Turbulence Induced Photon Statistics with Classical Beam propagation in Free Space Optical Communications

Abstract

This study examines the influence of optical turbulence on field statistics using a nonlinear reconstruction and quantum phase-space formalism. Turbulence-distorted intensity sequences were processed through a nonlinear P3-type partial differential equation to retrieve the embedded phase, thereby reconstructing the complete complex optical field. The recovered fields were subsequently projected onto a Gaussian local oscillator to generate quadrature ensembles, enabling Wigner function tomography via Radon inversion. Photon-number distributions were obtained from the overlap of the reconstructed Wigner functions with Fock-state kernels, allowing direct evaluation of statistical moments and the Fano factor.
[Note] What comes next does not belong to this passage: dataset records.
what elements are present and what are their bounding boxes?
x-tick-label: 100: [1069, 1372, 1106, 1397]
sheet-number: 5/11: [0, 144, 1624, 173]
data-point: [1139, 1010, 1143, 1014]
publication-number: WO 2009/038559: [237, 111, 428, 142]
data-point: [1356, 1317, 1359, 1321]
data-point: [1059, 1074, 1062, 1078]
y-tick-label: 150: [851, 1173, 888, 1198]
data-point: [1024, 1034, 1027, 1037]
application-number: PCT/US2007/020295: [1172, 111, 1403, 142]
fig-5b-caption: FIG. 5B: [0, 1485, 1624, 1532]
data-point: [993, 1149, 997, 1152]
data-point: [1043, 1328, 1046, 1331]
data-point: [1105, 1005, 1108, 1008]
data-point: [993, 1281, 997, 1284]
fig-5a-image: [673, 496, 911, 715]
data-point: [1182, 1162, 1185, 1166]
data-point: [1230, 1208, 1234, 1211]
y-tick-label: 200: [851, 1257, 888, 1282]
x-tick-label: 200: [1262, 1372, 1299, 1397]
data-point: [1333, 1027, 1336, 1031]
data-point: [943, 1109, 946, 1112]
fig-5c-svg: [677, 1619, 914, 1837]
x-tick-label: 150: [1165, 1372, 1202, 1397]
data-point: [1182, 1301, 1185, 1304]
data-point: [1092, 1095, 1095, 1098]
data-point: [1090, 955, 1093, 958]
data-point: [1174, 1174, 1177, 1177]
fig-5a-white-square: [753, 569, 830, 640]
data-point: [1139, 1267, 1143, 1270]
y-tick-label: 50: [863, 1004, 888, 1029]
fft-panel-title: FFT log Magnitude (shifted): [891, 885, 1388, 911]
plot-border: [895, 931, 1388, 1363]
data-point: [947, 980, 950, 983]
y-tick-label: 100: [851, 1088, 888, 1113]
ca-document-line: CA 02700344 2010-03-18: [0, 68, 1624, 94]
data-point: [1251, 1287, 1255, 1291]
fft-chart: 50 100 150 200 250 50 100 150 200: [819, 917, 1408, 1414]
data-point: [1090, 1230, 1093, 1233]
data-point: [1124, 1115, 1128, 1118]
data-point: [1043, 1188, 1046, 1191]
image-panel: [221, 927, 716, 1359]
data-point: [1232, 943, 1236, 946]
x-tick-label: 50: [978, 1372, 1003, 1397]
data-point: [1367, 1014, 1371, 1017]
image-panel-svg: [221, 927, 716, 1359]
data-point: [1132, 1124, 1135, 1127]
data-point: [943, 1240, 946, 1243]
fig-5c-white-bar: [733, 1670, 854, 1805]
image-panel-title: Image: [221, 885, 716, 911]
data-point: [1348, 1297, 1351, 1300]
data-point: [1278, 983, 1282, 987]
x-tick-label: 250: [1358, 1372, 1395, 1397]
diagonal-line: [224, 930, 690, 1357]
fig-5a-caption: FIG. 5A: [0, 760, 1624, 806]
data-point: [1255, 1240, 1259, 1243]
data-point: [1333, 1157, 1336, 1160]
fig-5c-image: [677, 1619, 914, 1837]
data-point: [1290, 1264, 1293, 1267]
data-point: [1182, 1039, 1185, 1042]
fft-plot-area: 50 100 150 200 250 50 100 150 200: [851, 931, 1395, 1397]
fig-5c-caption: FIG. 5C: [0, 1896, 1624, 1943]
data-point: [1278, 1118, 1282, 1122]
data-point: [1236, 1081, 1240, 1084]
Comparative analysis across four experimental configurations, Set 1: uncorrected turbulence, Set 2: turbulence with a single PMMA slab, Set 3: turbulence with dual PMMA slabs, and Set 4: free-space reference revealed the modification of phase noise and photon statistics due to partial compensation. Notably, the evolution of the Fano factor traced the transition among Poissonian, super-Poissonian, and near-sub-Poissonian regimes, quantitatively capturing the degree of turbulence mitigation achieved by the PMMA elements. This framework establishes a quantitative link between turbulence-induced phase distortions and quantum statistical behavior of reconstructed optical fields.